LOL! It wasn’t really a dumb question at all,since it’s an issue that is widely misunderstood even by academics studying the field. For example, Richard Lynn’s wikipedia page contains the following criticism of him for adjusting scores for old norms:
Corrections were applied to adjust for differences in IQ cohorts (the “Flynn” effect) on the assumption that the same correction could be applied internationally, without regard to the cultural or economic development level of the country involved. While there appears to be rather little evidence on cohort effect upon IQ across the developing countries, one study in Kenya (Daley, Whaley, Sigman, Espinosa, & Neumann, 2003) shows a substantially larger cohort effect than is reported for developed countries (p.?)[62]
Wikipedia & whoever they’re citing, do not understand that the rate of Flynn effect in different countries was irrelevant, because Lynn was calculating all IQs with reference to Western white norms at the time of the testing, so regardless of whether he was testing Americans or Somalians, IQs earned on tests normed on Western whites had to be reduced based on the Flynn effect in Western whites if those norms were old.
It’s obvious what vocabulary is, but what is ‘information’? What kind of questions are information question?
Vocabulary and digit retention seem to be related in that you would need to be good at memorizing stuff to have a good vocabulary or else you would forget new words soon after coming across them.
The reason it correlates so powerfully with IQ is that you build a vocabulary in a process that requires a lot of reasoning. In your reading and listening, you are endlessly making inferences about different shades of meaning and the different contexts in which words are used.
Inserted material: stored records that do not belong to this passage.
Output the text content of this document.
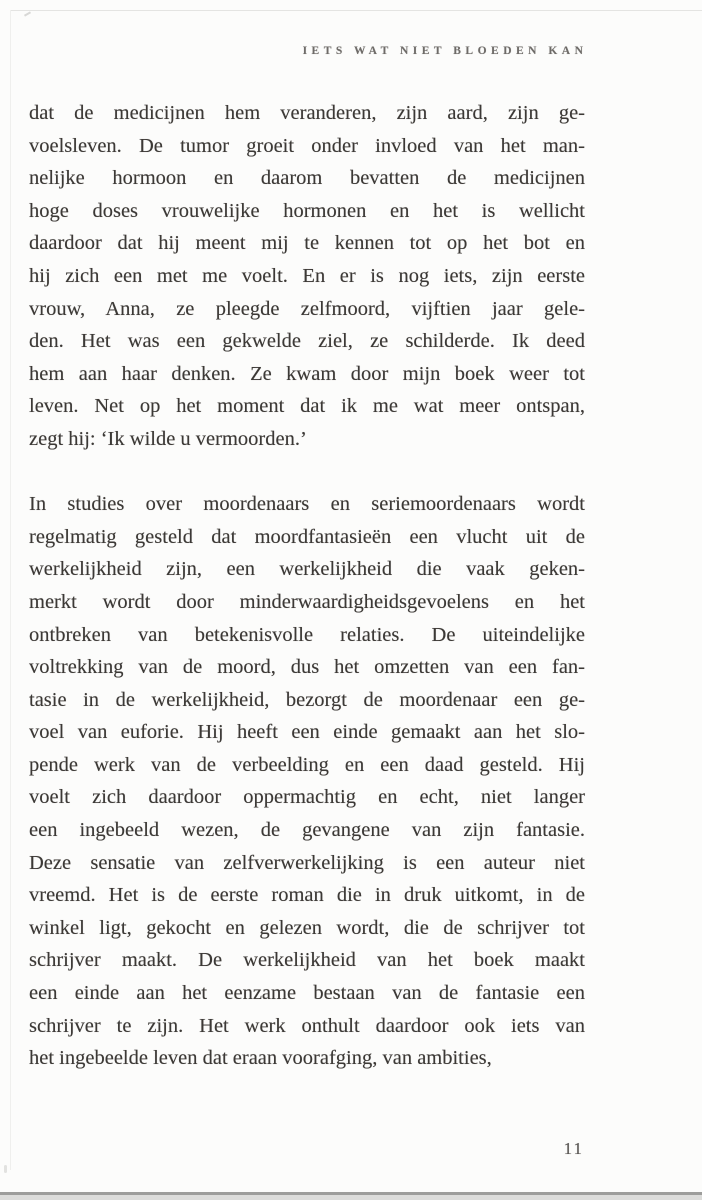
IETS WAT NIET BLOEDEN KAN
dat de medicijnen hem veranderen, zijn aard, zijn ge-
voelsleven. De tumor groeit onder invloed van het man-
nelijke hormoon en daarom bevatten de medicijnen
hoge doses vrouwelijke hormonen en het is wellicht
daardoor dat hij meent mij te kennen tot op het bot en
hij zich een met me voelt. En er is nog iets, zijn eerste
vrouw, Anna, ze pleegde zelfmoord, vijftien jaar gele-
den. Het was een gekwelde ziel, ze schilderde. Ik deed
hem aan haar denken. Ze kwam door mijn boek weer tot
leven. Net op het moment dat ik me wat meer ontspan,
zegt hij: ‘Ik wilde u vermoorden.’
In studies over moordenaars en seriemoordenaars wordt
regelmatig gesteld dat moordfantasieën een vlucht uit de
werkelijkheid zijn, een werkelijkheid die vaak geken-
merkt wordt door minderwaardigheidsgevoelens en het
ontbreken van betekenisvolle relaties. De uiteindelijke
voltrekking van de moord, dus het omzetten van een fan-
tasie in de werkelijkheid, bezorgt de moordenaar een ge-
voel van euforie. Hij heeft een einde gemaakt aan het slo-
pende werk van de verbeelding en een daad gesteld. Hij
voelt zich daardoor oppermachtig en echt, niet langer
een ingebeeld wezen, de gevangene van zijn fantasie.
Deze sensatie van zelfverwerkelijking is een auteur niet
vreemd. Het is de eerste roman die in druk uitkomt, in de
winkel ligt, gekocht en gelezen wordt, die de schrijver tot
schrijver maakt. De werkelijkheid van het boek maakt
een einde aan het eenzame bestaan van de fantasie een
schrijver te zijn. Het werk onthult daardoor ook iets van
het ingebeelde leven dat eraan voorafging, van ambities,
11
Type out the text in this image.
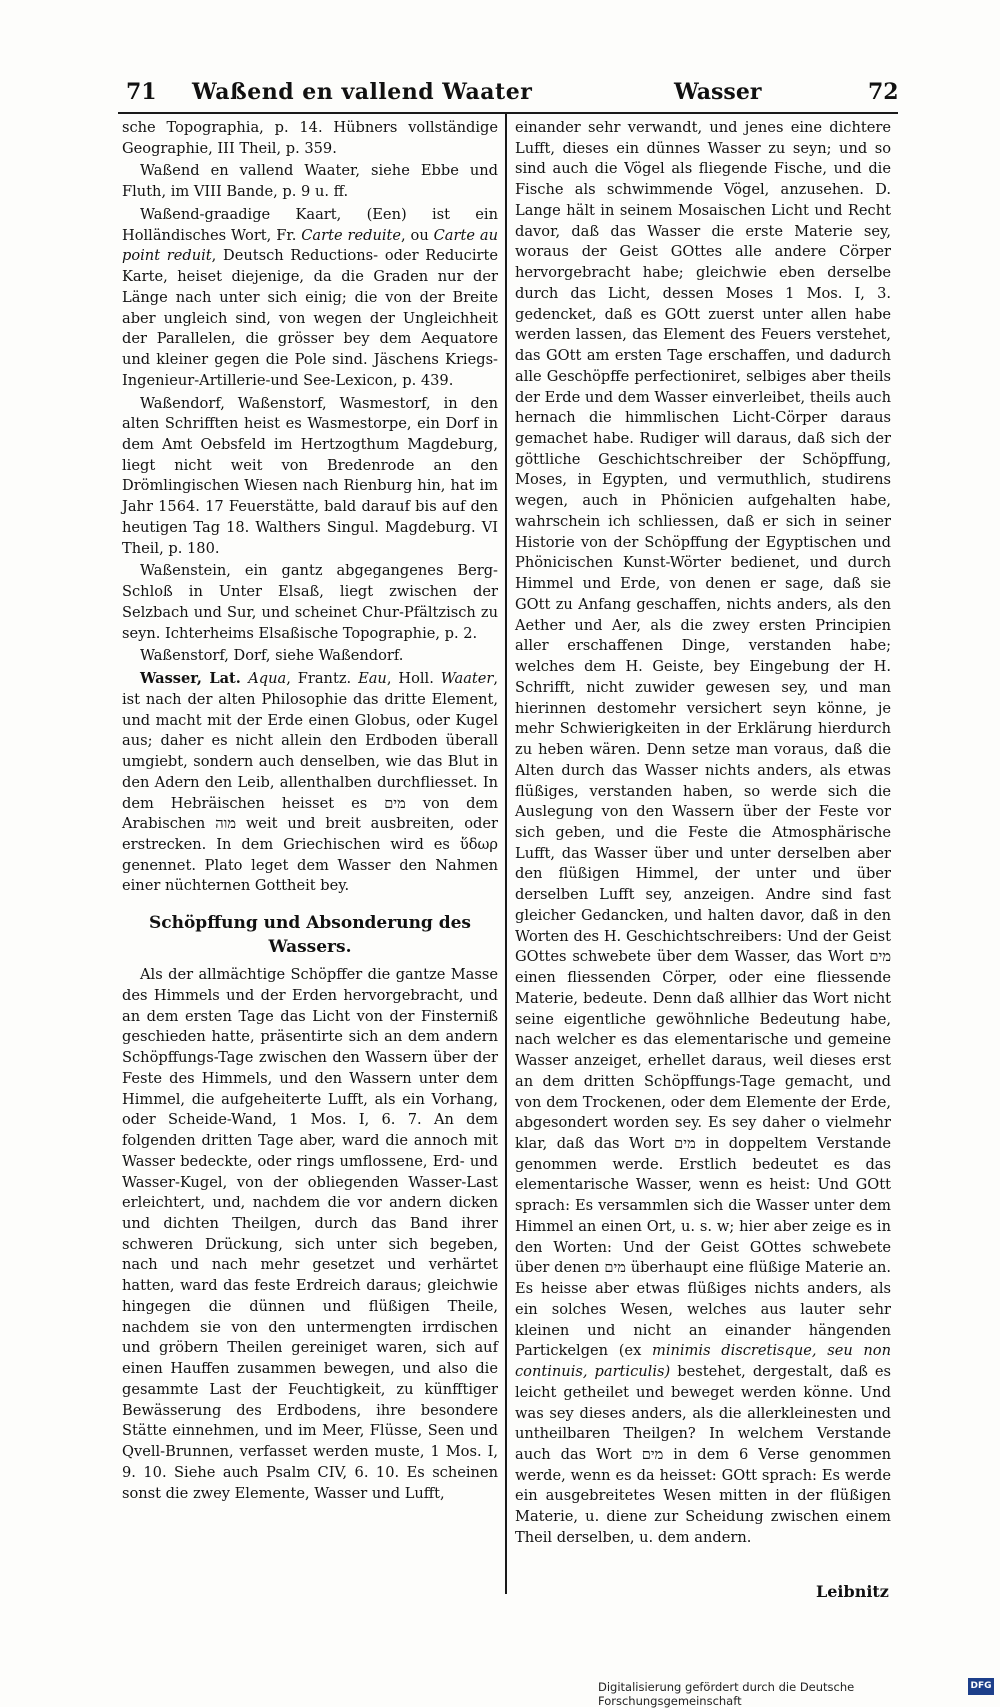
71 Waßend en vallend Waater	Wasser	72

sche Topographia, p. 14. Hübners vollständige Geographie, III Theil, p. 359.

Waßend en vallend Waater, siehe Ebbe und Fluth, im VIII Bande, p. 9 u. ff.

Waßend-graadige Kaart, (Een) ist ein Holländisches Wort, Fr. Carte reduite, ou Carte au point reduit, Deutsch Reductions- oder Reducirte Karte, heiset diejenige, da die Graden nur der Länge nach unter sich einig; die von der Breite aber ungleich sind, von wegen der Ungleichheit der Parallelen, die grösser bey dem Aequatore und kleiner gegen die Pole sind. Jäschens Kriegs- Ingenieur-Artillerie-und See-Lexicon, p. 439.

Waßendorf, Waßenstorf, Wasmestorf, in den alten Schrifften heist es Wasmestorpe, ein Dorf in dem Amt Oebsfeld im Hertzogthum Magdeburg, liegt nicht weit von Bredenrode an den Drömlingischen Wiesen nach Rienburg hin, hat im Jahr 1564. 17 Feuerstätte, bald darauf bis auf den heutigen Tag 18. Walthers Singul. Magdeburg. VI Theil, p. 180.

Waßenstein, ein gantz abgegangenes Berg-Schloß in Unter Elsaß, liegt zwischen der Selzbach und Sur, und scheinet Chur-Pfältzisch zu seyn. Ichterheims Elsaßische Topographie, p. 2.

Waßenstorf, Dorf, siehe Waßendorf.

Wasser, Lat. Aqua, Frantz. Eau, Holl. Waater, ist nach der alten Philosophie das dritte Element, und macht mit der Erde einen Globus, oder Kugel aus; daher es nicht allein den Erdboden überall umgiebt, sondern auch denselben, wie das Blut in den Adern den Leib, allenthalben durchfliesset. In dem Hebräischen heisset es מים von dem Arabischen מוה weit und breit ausbreiten, oder erstrecken. In dem Griechischen wird es ὕδωρ genennet. Plato leget dem Wasser den Nahmen einer nüchternen Gottheit bey.

Schöpffung und Absonderung des Wassers.

Als der allmächtige Schöpffer die gantze Masse des Himmels und der Erden hervorgebracht, und an dem ersten Tage das Licht von der Finsterniß geschieden hatte, präsentirte sich an dem andern Schöpffungs-Tage zwischen den Wassern über der Feste des Himmels, und den Wassern unter dem Himmel, die aufgeheiterte Lufft, als ein Vorhang, oder Scheide-Wand, 1 Mos. I, 6. 7. An dem folgenden dritten Tage aber, ward die annoch mit Wasser bedeckte, oder rings umflossene, Erd- und Wasser-Kugel, von der obliegenden Wasser-Last erleichtert, und, nachdem die vor andern dicken und dichten Theilgen, durch das Band ihrer schweren Drückung, sich unter sich begeben, nach und nach mehr gesetzet und verhärtet hatten, ward das feste Erdreich daraus; gleichwie hingegen die dünnen und flüßigen Theile, nachdem sie von den untermengten irrdischen und gröbern Theilen gereiniget waren, sich auf einen Hauffen zusammen bewegen, und also die gesammte Last der Feuchtigkeit, zu künfftiger Bewässerung des Erdbodens, ihre besondere Stätte einnehmen, und im Meer, Flüsse, Seen und Qvell-Brunnen, verfasset werden muste, 1 Mos. I, 9. 10. Siehe auch Psalm CIV, 6. 10. Es scheinen sonst die zwey Elemente, Wasser und Lufft,

einander sehr verwandt, und jenes eine dichtere Lufft, dieses ein dünnes Wasser zu seyn; und so sind auch die Vögel als fliegende Fische, und die Fische als schwimmende Vögel, anzusehen. D. Lange hält in seinem Mosaischen Licht und Recht davor, daß das Wasser die erste Materie sey, woraus der Geist GOttes alle andere Cörper hervorgebracht habe; gleichwie eben derselbe durch das Licht, dessen Moses 1 Mos. I, 3. gedencket, daß es GOtt zuerst unter allen habe werden lassen, das Element des Feuers verstehet, das GOtt am ersten Tage erschaffen, und dadurch alle Geschöpffe perfectioniret, selbiges aber theils der Erde und dem Wasser einverleibet, theils auch hernach die himmlischen Licht-Cörper daraus gemachet habe. Rudiger will daraus, daß sich der göttliche Geschichtschreiber der Schöpffung, Moses, in Egypten, und vermuthlich, studirens wegen, auch in Phönicien aufgehalten habe, wahrschein ich schliessen, daß er sich in seiner Historie von der Schöpffung der Egyptischen und Phönicischen Kunst-Wörter bedienet, und durch Himmel und Erde, von denen er sage, daß sie GOtt zu Anfang geschaffen, nichts anders, als den Aether und Aer, als die zwey ersten Principien aller erschaffenen Dinge, verstanden habe; welches dem H. Geiste, bey Eingebung der H. Schrifft, nicht zuwider gewesen sey, und man hierinnen destomehr versichert seyn könne, je mehr Schwierigkeiten in der Erklärung hierdurch zu heben wären. Denn setze man voraus, daß die Alten durch das Wasser nichts anders, als etwas flüßiges, verstanden haben, so werde sich die Auslegung von den Wassern über der Feste vor sich geben, und die Feste die Atmosphärische Lufft, das Wasser über und unter derselben aber den flüßigen Himmel, der unter und über derselben Lufft sey, anzeigen. Andre sind fast gleicher Gedancken, und halten davor, daß in den Worten des H. Geschichtschreibers: Und der Geist GOttes schwebete über dem Wasser, das Wort מים einen fliessenden Cörper, oder eine fliessende Materie, bedeute. Denn daß allhier das Wort nicht seine eigentliche gewöhnliche Bedeutung habe, nach welcher es das elementarische und gemeine Wasser anzeiget, erhellet daraus, weil dieses erst an dem dritten Schöpffungs-Tage gemacht, und von dem Trockenen, oder dem Elemente der Erde, abgesondert worden sey. Es sey daher o vielmehr klar, daß das Wort מים in doppeltem Verstande genommen werde. Erstlich bedeutet es das elementarische Wasser, wenn es heist: Und GOtt sprach: Es versammlen sich die Wasser unter dem Himmel an einen Ort, u. s. w; hier aber zeige es in den Worten: Und der Geist GOttes schwebete über denen מים überhaupt eine flüßige Materie an. Es heisse aber etwas flüßiges nichts anders, als ein solches Wesen, welches aus lauter sehr kleinen und nicht an einander hängenden Partickelgen (ex minimis discretisque, seu non continuis, particulis) bestehet, dergestalt, daß es leicht getheilet und beweget werden könne. Und was sey dieses anders, als die allerkleinesten und untheilbaren Theilgen? In welchem Verstande auch das Wort מים in dem 6 Verse genommen werde, wenn es da heisset: GOtt sprach: Es werde ein ausgebreitetes Wesen mitten in der flüßigen Materie, u. diene zur Scheidung zwischen einem Theil derselben, u. dem andern.

Leibnitz
Digitalisierung gefördert durch die Deutsche Forschungsgemeinschaft
DFG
I think it has more to do with memorization than inferences and reasoning, unless the test gives you some context and asks you to infer the meaning of the word from it. The SAT doesn’t do that and you have to know the definitions beforehand.
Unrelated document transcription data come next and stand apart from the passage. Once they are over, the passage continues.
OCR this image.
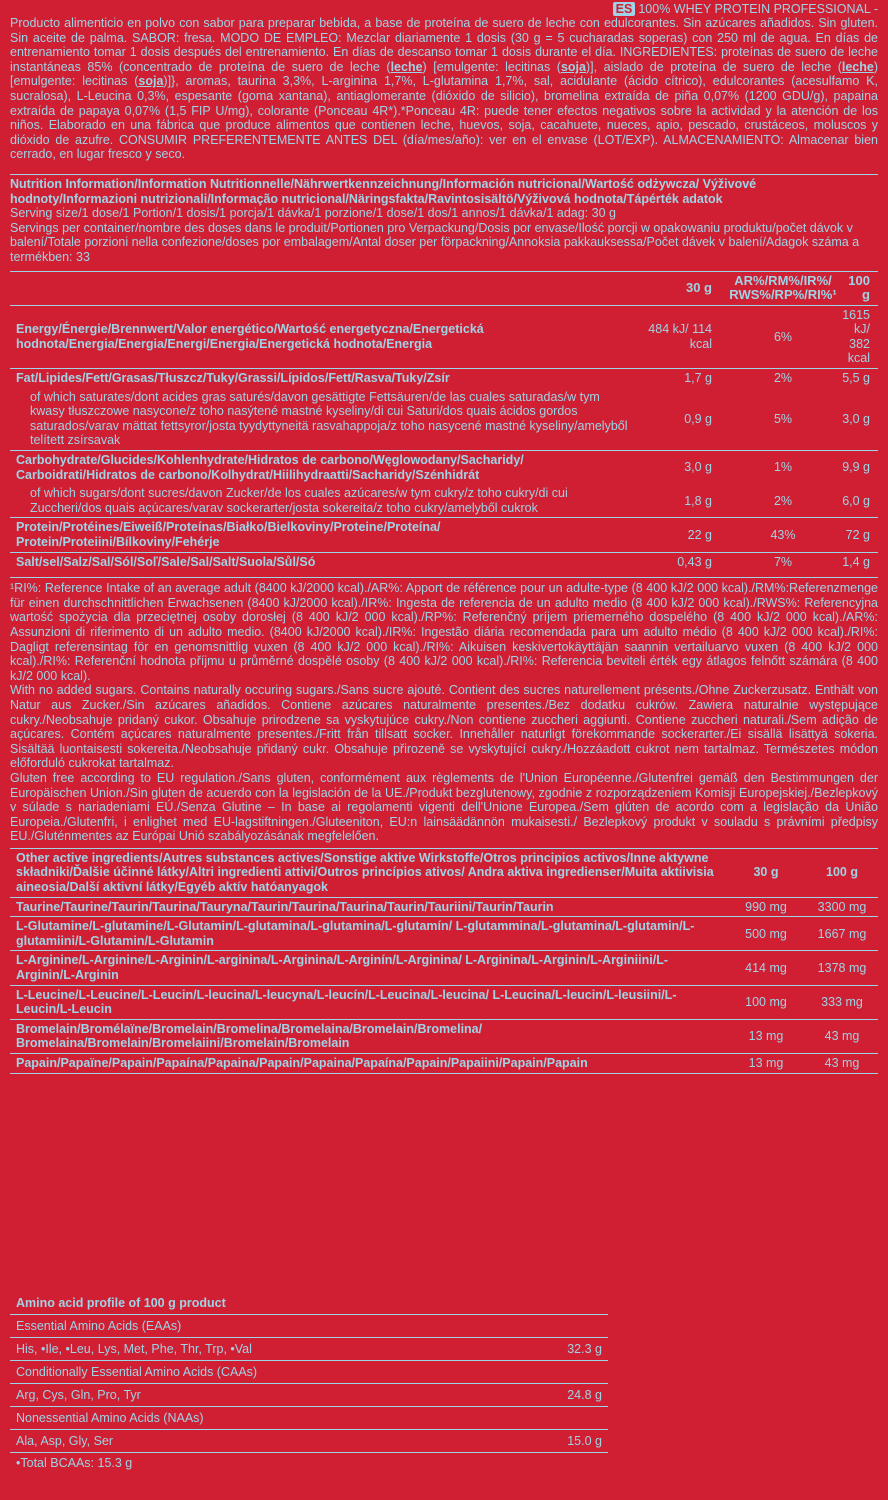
ES 100% WHEY PROTEIN PROFESSIONAL -
Producto alimenticio en polvo con sabor para preparar bebida, a base de proteína de suero de leche con edulcorantes. Sin azúcares añadidos. Sin gluten. Sin aceite de palma. SABOR: fresa. MODO DE EMPLEO: Mezclar diariamente 1 dosis (30 g = 5 cucharadas soperas) con 250 ml de agua. En días de entrenamiento tomar 1 dosis después del entrenamiento. En días de descanso tomar 1 dosis durante el día. INGREDIENTES: proteínas de suero de leche instantáneas 85% (concentrado de proteína de suero de leche (leche) [emulgente: lecitinas (soja)], aislado de proteína de suero de leche (leche) [emulgente: lecitinas (soja)]}, aromas, taurina 3,3%, L-arginina 1,7%, L-glutamina 1,7%, sal, acidulante (ácido cítrico), edulcorantes (acesulfamo K, sucralosa), L-Leucina 0,3%, espesante (goma xantana), antiaglomerante (dióxido de silicio), bromelina extraída de piña 0,07% (1200 GDU/g), papaina extraída de papaya 0,07% (1,5 FIP U/mg), colorante (Ponceau 4R*).*Ponceau 4R: puede tener efectos negativos sobre la actividad y la atención de los niños. Elaborado en una fábrica que produce alimentos que contienen leche, huevos, soja, cacahuete, nueces, apio, pescado, crustáceos, moluscos y dióxido de azufre. CONSUMIR PREFERENTEMENTE ANTES DEL (día/mes/año): ver en el envase (LOT/EXP). ALMACENAMIENTO: Almacenar bien cerrado, en lugar fresco y seco.
Nutrition Information/Information Nutritionnelle/Nährwertkennzeichnung/Información nutricional/Wartość odżywcza/ Výživové hodnoty/Informazioni nutrizionali/Informação nutricional/Näringsfakta/Ravintosisältö/Výživová hodnota/Tápérték adatok
Serving size/1 dose/1 Portion/1 dosis/1 porcja/1 dávka/1 porzione/1 dose/1 dos/1 annos/1 dávka/1 adag: 30 g
Servings per container/nombre des doses dans le produit/Portionen pro Verpackung/Dosis por envase/Ilość porcji w opakowaniu produktu/počet dávok v balení/Totale porzioni nella confezione/doses por embalagem/Antal doser per förpackning/Annoksia pakkauksessa/Počet dávek v balení/Adagok száma a termékben: 33
	30 g	AR%/RM%/IR%/ RWS%/RP%/RI%¹	100 g
Energy/Énergie/Brennwert/Valor energético/Wartość energetyczna/Energetická hodnota/Energia/Energia/Energi/Energia/Energetická hodnota/Energia	484 kJ/ 114 kcal	6%	1615 kJ/ 382 kcal
Fat/Lipides/Fett/Grasas/Tłuszcz/Tuky/Grassi/Lípidos/Fett/Rasva/Tuky/Zsír	1,7 g	2%	5,5 g
of which saturates/dont acides gras saturés/davon gesättigte Fettsäuren/de las cuales saturadas/w tym kwasy tłuszczowe nasycone/z toho nasýtené mastné kyseliny/di cui Saturi/dos quais ácidos gordos saturados/varav mättat fettsyror/josta tyydyttyneitä rasvahappoja/z toho nasycené mastné kyseliny/amelyből telített zsírsavak	0,9 g	5%	3,0 g
Carbohydrate/Glucides/Kohlenhydrate/Hidratos de carbono/Węglowodany/Sacharidy/ Carboidrati/Hidratos de carbono/Kolhydrat/Hiilihydraatti/Sacharidy/Szénhidrát	3,0 g	1%	9,9 g
of which sugars/dont sucres/davon Zucker/de los cuales azúcares/w tym cukry/z toho cukry/di cui Zuccheri/dos quais açúcares/varav sockerarter/josta sokereita/z toho cukry/amelyből cukrok	1,8 g	2%	6,0 g
Protein/Protéines/Eiweiß/Proteínas/Białko/Bielkoviny/Proteine/Proteína/ Protein/Proteiini/Bílkoviny/Fehérje	22 g	43%	72 g
Salt/sel/Salz/Sal/Sól/Soľ/Sale/Sal/Salt/Suola/Sůl/Só	0,43 g	7%	1,4 g
¹RI%: Reference Intake of an average adult (8400 kJ/2000 kcal)./AR%: Apport de référence pour un adulte-type (8 400 kJ/2 000 kcal)./RM%:Referenzmenge für einen durchschnittlichen Erwachsenen (8400 kJ/2000 kcal)./IR%: Ingesta de referencia de un adulto medio (8 400 kJ/2 000 kcal)./RWS%: Referencyjna wartość spożycia dla przeciętnej osoby dorosłej (8 400 kJ/2 000 kcal)./RP%: Referenčný príjem priemerného dospelého (8 400 kJ/2 000 kcal)./AR%: Assunzioni di riferimento di un adulto medio. (8400 kJ/2000 kcal)./IR%: Ingestão diária recomendada para um adulto médio (8 400 kJ/2 000 kcal)./RI%: Dagligt referensintag för en genomsnittlig vuxen (8 400 kJ/2 000 kcal)./RI%: Aikuisen keskivertokäyttäjän saannin vertailuarvo vuxen (8 400 kJ/2 000 kcal)./RI%: Referenční hodnota příjmu u průměrné dospělé osoby (8 400 kJ/2 000 kcal)./RI%: Referencia beviteli érték egy átlagos felnőtt számára (8 400 kJ/2 000 kcal).
With no added sugars. Contains naturally occuring sugars./Sans sucre ajouté. Contient des sucres naturellement présents./Ohne Zuckerzusatz. Enthält von Natur aus Zucker./Sin azúcares añadidos. Contiene azúcares naturalmente presentes./Bez dodatku cukrów. Zawiera naturalnie występujące cukry./Neobsahuje pridaný cukor. Obsahuje prirodzene sa vyskytujúce cukry./Non contiene zuccheri aggiunti. Contiene zuccheri naturali./Sem adição de açúcares. Contém açúcares naturalmente presentes./Fritt från tillsatt socker. Innehåller naturligt förekommande sockerarter./Ei sisällä lisättyä sokeria. Sisältää luontaisesti sokereita./Neobsahuje přidaný cukr. Obsahuje přirozeně se vyskytující cukry./Hozzáadott cukrot nem tartalmaz. Természetes módon előforduló cukrokat tartalmaz.
Gluten free according to EU regulation./Sans gluten, conformément aux règlements de l'Union Européenne./Glutenfrei gemäß den Bestimmungen der Europäischen Union./Sin gluten de acuerdo con la legislación de la UE./Produkt bezglutenowy, zgodnie z rozporządzeniem Komisji Europejskiej./Bezlepkový v súlade s nariadeniami EÚ./Senza Glutine – In base ai regolamenti vigenti dell'Unione Europea./Sem glúten de acordo com a legislação da União Europeia./Glutenfri, i enlighet med EU-lagstiftningen./Gluteeniton, EU:n lainsäädännön mukaisesti./ Bezlepkový produkt v souladu s právními předpisy EU./Gluténmentes az Európai Unió szabályozásának megfelelően.
Other active ingredients/Autres substances actives/Sonstige aktive Wirkstoffe/Otros principios activos/Inne aktywne składniki/Ďalšie účinné látky/Altri ingredienti attivi/Outros princípios ativos/ Andra aktiva ingredienser/Muita aktiivisia aineosia/Další aktivní látky/Egyéb aktív hatóanyagok	30 g	100 g
Taurine/Taurine/Taurin/Taurina/Tauryna/Taurin/Taurina/Taurina/Taurin/Tauriini/Taurin/Taurin	990 mg	3300 mg
L-Glutamine/L-glutamine/L-Glutamin/L-glutamina/L-glutamina/L-glutamín/ L-glutammina/L-glutamina/L-glutamin/L-glutamiini/L-Glutamin/L-Glutamin	500 mg	1667 mg
L-Arginine/L-Arginine/L-Arginin/L-arginina/L-Arginina/L-Arginín/L-Arginina/ L-Arginina/L-Arginin/L-Arginiini/L-Arginin/L-Arginin	414 mg	1378 mg
L-Leucine/L-Leucine/L-Leucin/L-leucina/L-leucyna/L-leucín/L-Leucina/L-leucina/ L-Leucina/L-leucin/L-leusiini/L-Leucin/L-Leucin	100 mg	333 mg
Bromelain/Bromélaïne/Bromelain/Bromelina/Bromelaina/Bromelain/Bromelina/ Bromelaina/Bromelain/Bromelaiini/Bromelain/Bromelain	13 mg	43 mg
Papain/Papaïne/Papain/Papaína/Papaina/Papain/Papaina/Papaína/Papain/Papaiini/Papain/Papain	13 mg	43 mg
Amino acid profile of 100 g product
Essential Amino Acids (EAAs)
His, •Ile, •Leu, Lys, Met, Phe, Thr, Trp, •Val	32.3 g
Conditionally Essential Amino Acids (CAAs)
Arg, Cys, Gln, Pro, Tyr	24.8 g
Nonessential Amino Acids (NAAs)
Ala, Asp, Gly, Ser	15.0 g
•Total BCAAs: 15.3 g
??? SAT Reading comprehension requires inference and gives context. The fill in the blank part does too…
My problem with vocabulary tests, and why I’m surprised they correlate so highly with g, is that it’s pretty easy to memorize vocab lists and score artificially high. I studied a lot of Latin roots and vocab for the SAT Verbal, which is why I probably I got 800 on that test (and I got 19/19 on WAIS Vocab).
My problem with vocabulary tests, and why I’m surprised they correlate so highly with g, is that it’s pretty easy to memorize vocab lists and score artificially high. I studied a lot of Latin roots and vocab for the SAT Verbal, which is why I probably I got 800 on that test (and I got 19/19 on WAIS Vocab).
A skill might be easy to improve with memorizing, but if very few people bother doing so, it can remain very g loaded in the general population.
As for your high vocabulary…the fact that you also got a scaled score of 19 on the WAIS-IV Information subtest (another measure of acquired knowledge) suggests it wasn’t so much the memorization you did, but an innate capacity to absorb verbal information
How badly do scores decrease for bilinguals? Also, for the verbal subtests, shouldn’t there be a norming for bilingual people?
Does the psychologist have a book telling them which definition is right, or do they have to go to the dictionary, or is it purely subjective.
Also, if a word has multiple dictionary definitions, are all of them 2 point answers?
Also, since similarities is not timed, isn’t it very very difficult to come up with new connections after the test?
They do have a manual telling them how to score words. That’s all I’ll say.
Similarities is not timed but when you’re sitting in front of a psychologist, you feel pressure to respond within a minute or less.
What do you mean how?
Pumpkin, I have a question. Does studying vocabulary (not the ones on the test), for the intent of getting more intelligent mean practice effect, or does it mean just wanting to increase.
Some people use Dual-n-back for the sole reason to improve memory, it certain,y wouldn’t be practice effect, wouldn’t this logic apply to vocabulary?